In [1]:
import numpy as np
import pandas as pd
import matplotlib.pyplot as plt
import seaborn as sns

# Data Visulaisation and EDA

In [2]:
# Load the dataset
data = pd.read_csv("Data.csv")
data.head()

FileNotFoundError: [Errno 2] No such file or directory: 'Data.csv'

In [None]:
data.columns

In [None]:
data.isnull().sum()

There is non-availability of data related to trades for every Stock before 2012. We have all values available for all stocks after 2012.

In [None]:
data = data[data.Date >= '2012-01-01']
data.isnull().sum()

No NULL values present henceforth

In [None]:
Tickers = data["Symbol"].unique().tolist()
print(Tickers)
print(f"Total Number of Stocks: {len(Tickers)}")

There are stock data of 53 stocks present here. But since we are working on NIFTY_50 data, there should only have been 49 stocks (We dont have data on INFRATEL). There are 53 because name of 4 Tickers got changed between the time period of 2012-2021 hence we are receiving these extra 4 Symbols/Tickers. The changed ones are namely: MUNDRAPORT, UNIPHOS, SESAGOA, SSLT

MUNDRAPORT and UNIPHOS were changed due to rebranding of the companies and hence data under these tickers can be used as data under their new Tickers (ADANIPORT and UPL).
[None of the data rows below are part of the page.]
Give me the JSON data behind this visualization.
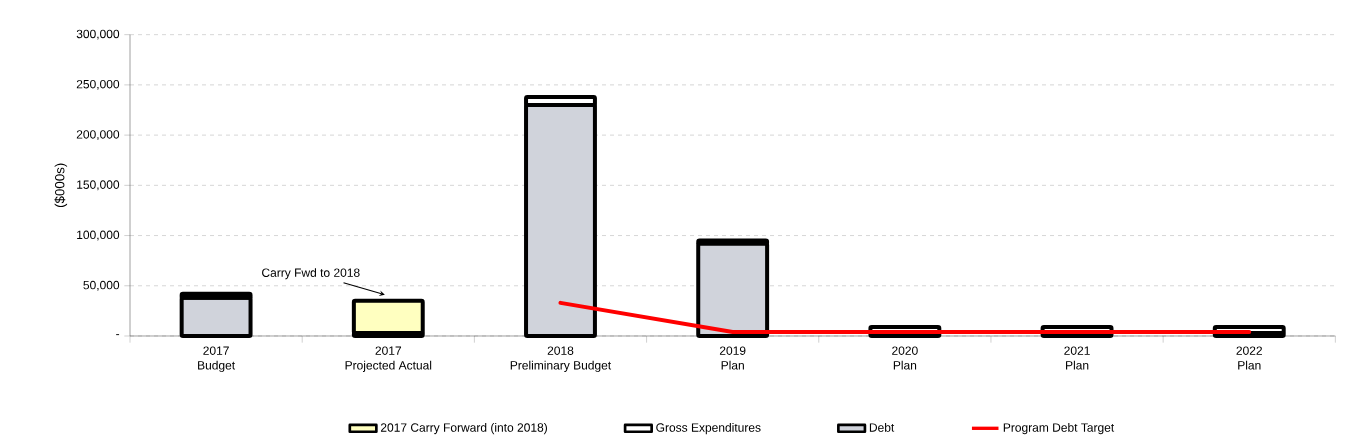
{
  "chart_data": {
    "type": "bar",
    "stacked": true,
    "ylabel": "($000s)",
    "categories": [
      "2017\nBudget",
      "2017\nProjected Actual",
      "2018\nPreliminary Budget",
      "2019\nPlan",
      "2020\nPlan",
      "2021\nPlan",
      "2022\nPlan"
    ],
    "series": [
      {
        "name": "Debt",
        "color": "#d0d3db",
        "values": [
          38000,
          null,
          230000,
          92000,
          3000,
          3000,
          3000
        ]
      },
      {
        "name": "Gross Expenditures",
        "color": "#ffffff",
        "values": [
          4000,
          3000,
          8000,
          3000,
          6000,
          6000,
          6000
        ]
      },
      {
        "name": "2017 Carry Forward (into 2018)",
        "color": "#ffffc0",
        "values": [
          null,
          32000,
          null,
          null,
          null,
          null,
          null
        ]
      },
      {
        "name": "Program Debt Target",
        "type": "line",
        "color": "#ff0000",
        "values": [
          null,
          null,
          33000,
          4000,
          4000,
          4000,
          4000
        ]
      }
    ],
    "ylim": [
      0,
      300000
    ],
    "yticks": [
      {
        "value": 0,
        "label": "-"
      },
      {
        "value": 50000,
        "label": "50,000"
      },
      {
        "value": 100000,
        "label": "100,000"
      },
      {
        "value": 150000,
        "label": "150,000"
      },
      {
        "value": 200000,
        "label": "200,000"
      },
      {
        "value": 250000,
        "label": "250,000"
      },
      {
        "value": 300000,
        "label": "300,000"
      }
    ],
    "grid": "y",
    "legend": "bottom",
    "annotations": [
      "Carry Fwd to 2018"
    ]
  }
}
In cases like SESAGOA and SSLT, where the companies merged and became part of Vedanta Limited (VEDL), the business fundamentals might have changed. This means that historical data before the merger might not fully represent the current company's operations. So, data under these tickers should be ignored.

In [None]:
symbol_mapping = {
    'MUNDRAPORT': 'ADANIPORTS',
    'UNIPHOS': 'UPL',
}
data['Symbol'] = data['Symbol'].replace(symbol_mapping)
data = data[~data["Symbol"].isin(['SESAGOA', 'SSLT'])]
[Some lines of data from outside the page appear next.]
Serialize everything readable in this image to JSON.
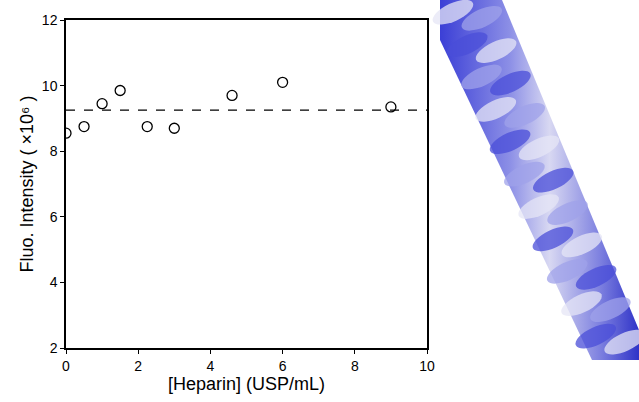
{
  "chart_data": {
    "type": "scatter",
    "x_label": "[Heparin] (USP/mL)",
    "y_label": "Fluo. Intensity ( ×10⁶ )",
    "x": [
      0,
      0.5,
      1,
      1.5,
      2.25,
      3,
      4.6,
      6,
      9
    ],
    "values": [
      8.55,
      8.75,
      9.45,
      9.85,
      8.75,
      8.7,
      9.7,
      10.1,
      9.35
    ],
    "mean_line": 9.25,
    "color": "#000000",
    "marker": "open circle",
    "line_style": "dashed",
    "xlim": [
      0,
      10
    ],
    "xticks": [
      0,
      2,
      4,
      6,
      8,
      10
    ],
    "ylim": [
      2,
      12
    ],
    "yticks": [
      2,
      4,
      6,
      8,
      10,
      12
    ],
    "grid": false
  }
}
Tickers = data["Symbol"].unique().tolist()
print(Tickers)
print(f"Total Number of Stocks: {len(Tickers)}")

In [None]:
# Convert 'Date' column to datetime format
data['Date'] = pd.to_datetime(data['Date'], dayfirst=True, format='mixed')
data.index = data.Date
data = data.drop(columns=["Date"], axis=1)
data.head()

In [None]:
import math

# Number of symbols
num_symbols = len(Tickers)

# Set up the grid layout (3 columns)
rows = math.ceil(num_symbols / 6)
cols = 6

# Create a figure with subplots
fig, axes = plt.subplots(rows, cols, figsize=(36, 4 * rows))
fig.suptitle('Closing Prices for Different Symbols', fontsize=20)
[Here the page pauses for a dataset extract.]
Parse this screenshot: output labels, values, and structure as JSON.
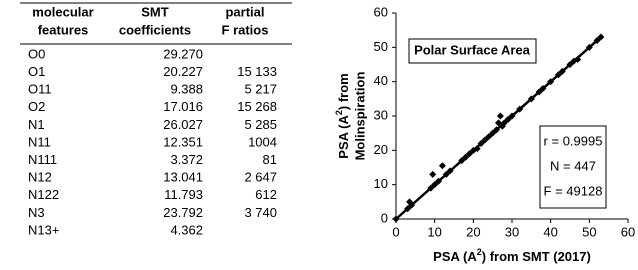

# Flatten axes array for easy indexing
axes = axes.flatten()

# Plot closing prices for each symbol
for i, symbol in enumerate(Tickers):
    # Filter data for the current symbol
    symbol_data = data[data["Symbol"] == symbol]

    # Plot on the corresponding subplot
    axes[i].plot(symbol_data.index.tolist(), symbol_data["Close"], color='blue', linestyle='-', linewidth=1)

    # Adding titles and labels to the current subplot
    axes[i].set_title(f'{symbol} Closing Prices', fontsize=10)
    axes[i].set_xlabel('Date', fontsize=8)
    axes[i].set_ylabel('Closing Price (INR)', fontsize=8)

    # Rotate the x-axis labels for better readability
    axes[i].tick_params(axis='x', rotation=45)

    # Format the x-axis date labels
    axes[i].xaxis.set_major_formatter(plt.matplotlib.dates.DateFormatter('%Y-%m'))

    # Adding gridlines
    axes[i].grid(visible=True, linestyle='--', alpha=0.5)

# Hide any unused subplots
for j in range(i + 1, len(axes)):
    fig.delaxes(axes[j])

# Adjust layout
plt.tight_layout(rect=[0, 0, 1, 0.96])  # Leave space for the main title
plt.show()


Here it can be seen that there are trends in stock with a sudden decrease in close price. These happen due to external factors which we are not going to model here. So, we might need to have a different eda/ model for these trends than that of regular trends.

In [None]:
# Initialize dictionaries to store categorized symbols
stable_trend = []
sudden_changes = []

# Categorization thresholds
change_threshold = 0.3 # For sudden change detection

for symbol in Tickers:
    # Get the closing prices for the symbol
    symbol_data = data[data["Symbol"] == symbol]["Close"].values

    # Calculate percentage change
    percent_changes = np.diff(symbol_data) / symbol_data[:-1]

    # Detect sudden changes
    sudden_change_detected = np.any(np.abs(percent_changes) > change_threshold)

    # Categorize based on criteria
    if sudden_change_detected:
        sudden_changes.append(symbol)
    else:
        stable_trend.append(symbol)

# Output results
print("Stable Trend Symbols:", stable_trend)
print("Sudden Change Symbols:", sudden_changes)

Here, we are going to perform EDA on one symbol of each trend intsead of a different sets of EDA for all Symbols assuming that all other symbols of same group will behave in similar fashion under EDA.

In [None]:
data_adaniports = data[data["Symbol"] == 'ADANIPORTS']
data_asianpaints = data[data["Symbol"] == 'ASIANPAINT']

print("ADANIPOTS:")
display(data_adaniports)
print("ASIANPAINT:")
display(data_asianpaints)

In [None]:
print("ADANIPORTS")
display(data_adaniports.info())

print("ASIANPAINT")
display(data_asianpaints.info())